Eruptiver Preisausbruch

Nun ist die Heizöl- und Dieselproblematik auf dem Börsenparkett angekommen. Zum Auftakt hat sie einen Preissprung von über 5% hinterlassen. Damit ist der mittelfristige Abwärtstrend gebrochen. Der langfristige Aufwärtstrend bestimmt den Markt. Es deutete sich an, dass die Preisbewegung diese Wendung nimmt. Und es lag auf der Hand, dass sie von Heizöl und Diesel angeführt wird. Diese Produkte sind knapp und werden auf absehbare Zeit knapp bleiben. Die aktuelle Rohölschwemme ist bedeutungslos. Der Dollar wird von der EU-Krise auf immer neue Höhen getragen.

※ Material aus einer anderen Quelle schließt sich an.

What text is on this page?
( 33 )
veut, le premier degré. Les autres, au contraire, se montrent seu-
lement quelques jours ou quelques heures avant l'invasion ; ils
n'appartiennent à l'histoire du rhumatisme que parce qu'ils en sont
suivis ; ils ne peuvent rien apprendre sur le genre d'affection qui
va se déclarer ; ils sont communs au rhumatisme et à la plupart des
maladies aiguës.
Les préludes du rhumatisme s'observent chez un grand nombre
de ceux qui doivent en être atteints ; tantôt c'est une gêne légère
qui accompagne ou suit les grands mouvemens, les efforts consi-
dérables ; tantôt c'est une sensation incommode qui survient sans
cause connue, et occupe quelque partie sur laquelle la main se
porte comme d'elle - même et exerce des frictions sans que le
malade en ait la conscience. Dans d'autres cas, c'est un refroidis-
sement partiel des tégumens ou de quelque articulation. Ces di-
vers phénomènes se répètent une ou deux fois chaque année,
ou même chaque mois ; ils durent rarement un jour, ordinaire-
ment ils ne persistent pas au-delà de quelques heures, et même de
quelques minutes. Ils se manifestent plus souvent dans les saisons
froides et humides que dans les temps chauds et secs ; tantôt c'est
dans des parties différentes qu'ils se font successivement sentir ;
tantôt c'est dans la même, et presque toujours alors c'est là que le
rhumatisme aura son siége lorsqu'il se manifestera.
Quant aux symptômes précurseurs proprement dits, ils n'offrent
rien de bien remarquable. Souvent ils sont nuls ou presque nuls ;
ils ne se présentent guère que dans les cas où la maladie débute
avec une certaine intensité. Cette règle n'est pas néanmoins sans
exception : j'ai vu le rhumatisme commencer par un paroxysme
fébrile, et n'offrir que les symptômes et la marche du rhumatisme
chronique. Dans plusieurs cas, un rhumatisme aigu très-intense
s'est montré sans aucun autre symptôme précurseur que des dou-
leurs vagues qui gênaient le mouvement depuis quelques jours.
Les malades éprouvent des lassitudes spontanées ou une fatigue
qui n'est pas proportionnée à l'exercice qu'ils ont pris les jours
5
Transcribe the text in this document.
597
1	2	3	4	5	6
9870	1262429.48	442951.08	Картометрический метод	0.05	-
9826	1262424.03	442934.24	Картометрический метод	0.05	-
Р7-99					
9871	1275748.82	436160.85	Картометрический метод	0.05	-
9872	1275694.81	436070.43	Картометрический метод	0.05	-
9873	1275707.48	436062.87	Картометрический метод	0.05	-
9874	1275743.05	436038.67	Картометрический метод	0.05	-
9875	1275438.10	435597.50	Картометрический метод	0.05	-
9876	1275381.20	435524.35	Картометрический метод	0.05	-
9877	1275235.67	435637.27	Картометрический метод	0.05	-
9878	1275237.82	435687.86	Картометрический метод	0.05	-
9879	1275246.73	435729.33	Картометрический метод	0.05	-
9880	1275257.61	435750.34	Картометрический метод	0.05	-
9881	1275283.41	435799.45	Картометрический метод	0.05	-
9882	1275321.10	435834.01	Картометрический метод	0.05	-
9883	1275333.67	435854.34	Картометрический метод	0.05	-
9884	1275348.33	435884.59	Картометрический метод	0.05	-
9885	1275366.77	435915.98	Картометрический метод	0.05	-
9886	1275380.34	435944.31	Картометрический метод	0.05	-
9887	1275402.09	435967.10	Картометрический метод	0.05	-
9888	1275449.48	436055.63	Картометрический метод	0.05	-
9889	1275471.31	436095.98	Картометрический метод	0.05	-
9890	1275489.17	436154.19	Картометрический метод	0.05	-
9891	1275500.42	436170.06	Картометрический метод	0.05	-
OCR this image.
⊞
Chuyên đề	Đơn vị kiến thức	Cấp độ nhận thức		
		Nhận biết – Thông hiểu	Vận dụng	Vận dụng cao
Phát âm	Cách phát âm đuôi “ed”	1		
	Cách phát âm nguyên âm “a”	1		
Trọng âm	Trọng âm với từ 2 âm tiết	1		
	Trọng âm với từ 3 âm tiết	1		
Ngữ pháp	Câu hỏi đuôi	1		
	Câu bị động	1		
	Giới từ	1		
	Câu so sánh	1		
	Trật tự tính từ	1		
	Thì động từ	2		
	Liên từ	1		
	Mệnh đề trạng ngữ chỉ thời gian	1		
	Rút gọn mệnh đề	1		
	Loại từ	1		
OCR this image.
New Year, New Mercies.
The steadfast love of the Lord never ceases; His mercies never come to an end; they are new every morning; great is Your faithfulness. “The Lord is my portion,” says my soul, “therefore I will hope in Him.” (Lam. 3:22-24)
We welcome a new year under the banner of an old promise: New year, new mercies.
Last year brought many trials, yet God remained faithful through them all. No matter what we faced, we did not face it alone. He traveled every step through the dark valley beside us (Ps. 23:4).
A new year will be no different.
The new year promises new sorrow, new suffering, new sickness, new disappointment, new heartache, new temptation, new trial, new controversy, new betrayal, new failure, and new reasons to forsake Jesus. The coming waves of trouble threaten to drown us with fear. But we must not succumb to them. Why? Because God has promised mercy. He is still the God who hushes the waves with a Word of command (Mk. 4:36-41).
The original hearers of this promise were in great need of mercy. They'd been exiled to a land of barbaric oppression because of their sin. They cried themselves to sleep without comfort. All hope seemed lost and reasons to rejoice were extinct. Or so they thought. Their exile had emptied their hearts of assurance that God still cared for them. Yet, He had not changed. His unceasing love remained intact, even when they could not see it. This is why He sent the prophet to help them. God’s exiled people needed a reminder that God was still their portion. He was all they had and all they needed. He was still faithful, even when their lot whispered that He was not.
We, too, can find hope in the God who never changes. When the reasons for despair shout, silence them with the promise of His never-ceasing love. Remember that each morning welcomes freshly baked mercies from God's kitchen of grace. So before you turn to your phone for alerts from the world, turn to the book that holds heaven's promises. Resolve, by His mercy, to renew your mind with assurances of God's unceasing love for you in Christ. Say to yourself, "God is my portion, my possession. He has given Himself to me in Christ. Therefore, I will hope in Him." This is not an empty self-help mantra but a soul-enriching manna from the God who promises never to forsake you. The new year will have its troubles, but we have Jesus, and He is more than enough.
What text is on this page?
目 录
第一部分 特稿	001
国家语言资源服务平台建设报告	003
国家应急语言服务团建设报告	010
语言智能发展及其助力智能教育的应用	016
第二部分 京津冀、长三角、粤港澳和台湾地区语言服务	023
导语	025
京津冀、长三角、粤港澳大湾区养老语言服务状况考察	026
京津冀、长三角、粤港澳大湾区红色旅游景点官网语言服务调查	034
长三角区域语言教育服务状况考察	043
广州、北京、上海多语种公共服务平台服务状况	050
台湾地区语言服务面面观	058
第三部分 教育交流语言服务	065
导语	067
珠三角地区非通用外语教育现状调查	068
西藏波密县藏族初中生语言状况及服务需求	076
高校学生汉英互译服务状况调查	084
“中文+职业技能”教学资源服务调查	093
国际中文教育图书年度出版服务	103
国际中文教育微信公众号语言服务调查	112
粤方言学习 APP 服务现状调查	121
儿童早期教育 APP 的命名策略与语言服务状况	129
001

preistreibende (bullische) Einflüsse: Raffineriekapazitäten knapp
Sorge über Heizöl- und Dieselengpässe im vierten Quartal
Hurrikansaison beginnt
Lieferkürzung der OPEC befürchtet
US-Markt hat sich an hohe Preise gewöhnt
Chinas Nachfrage wächst weiter
Dollar im Aufwärtstrend

preisdrückende (bärische) Einflüsse: Hohe US-Rohölvorräte
Hohe Vorräte der OECD-Länder
OPEC pumpt knapp 30 Mio. Barrel pro Tag
Wachsende Reservekapazitäten

Unsere Heizölpreise schießen aufwärts. Befürchtungen um eine neue Teuerungswelle werden nun wahr. Die Welle wird von weltweiten Versorgungsängsten getragen. Im Inland sind die Verbrauchertanks extrem leer. Es gibt Nachfragedruck. Er wird vermutlich im Herbst zu Problemen führen, weil dann ein Nachfrageboom einsetzen wird. Auf Grund der nun weiter steigenden Preise werden nötige Käufe aufgeschoben, bis der Zwang einsetzt. In dieser Lage kann man nur raten, den Verstand vor die Hoffnung zu stellen.